Canals are typically winding, following the contours of the land. Scenery is as varied as the countryside. (Some urban canal is available too if you want it.)
Occasionally you'll encounter a tunnel or an aqueduct. Much more frequently you'll be interrupted by the need to operate locks or moveable bridges. Here you'll often meet interesting people from other boats, and you'll help each other through the locks. [I've met a lot of women while operating locks. Since this can sometimes require a bit of strength, I wondered why. So I finally asked one of them. She told me that English men didn't trust their women with the boat.]
Guidebooks indicate the locations of frequent pubs, towns, and shopping districts.
For operating the boat yourself, some agility is required. You need to be able to get on and off the boat, and at least one crew member must be able to operate locks and bridges. If you are insufficiently agile, or just like to be pampered, you could take a hotel boat instead. Or cruise on mainland European waterways, where lock keepers do most of the work.
Steering is accomplished by a tiller in the rear of the boat (see second photo), and speed is controlled by a throttle lever. It's easy. Canal boat hire firms provide the (minimal) training that you'll need to operate the boat, the locks, and the bridges before sending you on your way.
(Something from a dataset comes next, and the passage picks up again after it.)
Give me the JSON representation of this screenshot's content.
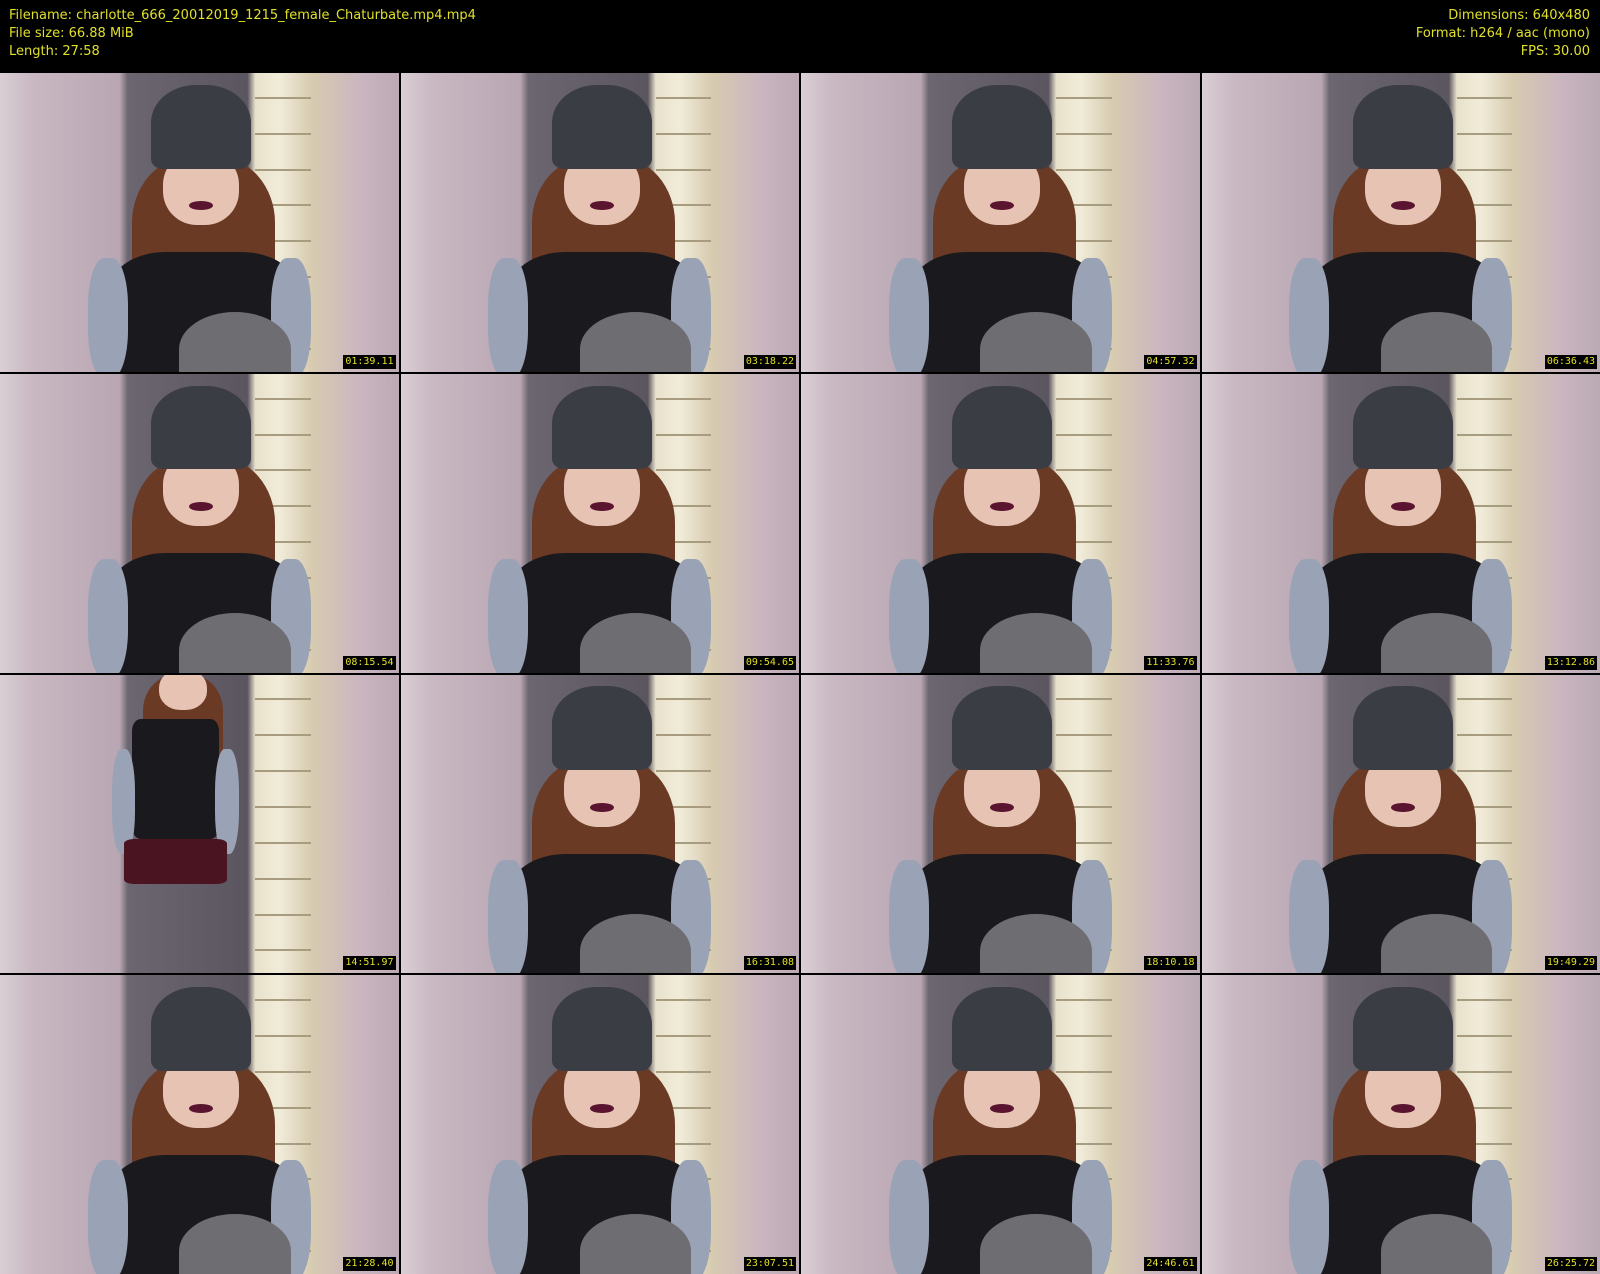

A towpath runs along one side of a canal. (This, in early days, was used by the horses that towed the boats.) You can moor anywhere along the towpath side. Typically you pound a couple of stakes into the ground with a small sledge hammer and tie the boat to them. There are also occasional mooring points which have rings or posts you can tie up to. Mooring is free.
A river navigation typically does NOT have a towpath. On these you may moor only a designated points, and you may have to pay a mooring fee.
Every other day or so you'll have to find a "water point" and refill the boat's tanks with fresh water. But you won't need to worry about fuel. The boat's fuel tank with ordinarily hold more than enough for a two week's holiday.
You'll need to provide your own breakfast but frequent pubs can supply your other meals. This is definitely part of the pleasure of canal boating.
You'll need real boat shoes, not rubber boots (wellies). Boat shoes are designed to grip on wet decks, and you will have wet decks. (This is the U.K., remember?) Rubber boots are slippery; I learned the hard way. Eyeglass wearers, particularly those who will be involved in operating the locks, are well advised to use a device to prevent the loss of said glasses.
Another boating rule. Never stand with one foot on the boat and one on the shore.
A downside is the noise of the diesel engine, which is the worst for the steerer. Those in the front of the boat will hardly notice. Water-cooled engines, fluid drives, and insulated engine compartments are supposed to help.
Some hire firms offer videos of canal cruising on their boats. But USA residents should note that these will generally NOT be playable on their DVD player or VCR.
Canal boats mostly have most of the modern conveniences: wc, showers, kitchens, TV's, heating, etc.. Missing are usually microwave ovens, but some boats do have them. On most boats you will not be able to use your hair dryer.
Telephones are always missing. But they can come in handy for all the obvious reasons. UK residents that have cellular phones should bring them; everyone else should look at my advice page on Short Term Mobile Phone Options - UK/Europe.
Ordinarily the dinette in a boat can be converted to a double berth. But you might enjoy your holiday more with a slightly longer boat with a extra double berth. It saves the work of making up the bed every night and unmaking it every morning. So if you need a boat for, say, four passengers, get one for six. Permanent double berths are not yet common, but very convenient.
Non-smoking boats? Scarce. The websites of the large UK hire firms don't mention them, but some small firms have them.
Pets- some firms don't allow them, some do, and some do only on particular boats. Also, an extra fee (of varying size between firms) may apply.
Fishing from your boat? All about fishing (from the Waterways FAQ).
Camcorder charging on a boat can be tricky. Boat power is usually 12 volts like that in a car. I've jury rigged a device that connects a 12 volt boat power plug to a cigarette lighter like that found in a car. My charger then plugs into the lighter. Surely commercial solutions must have appeared since I first made my device in 1985. WARNING! Any such connection must be approved by the boatyard, as damage to the boat's electrical system is a possibility.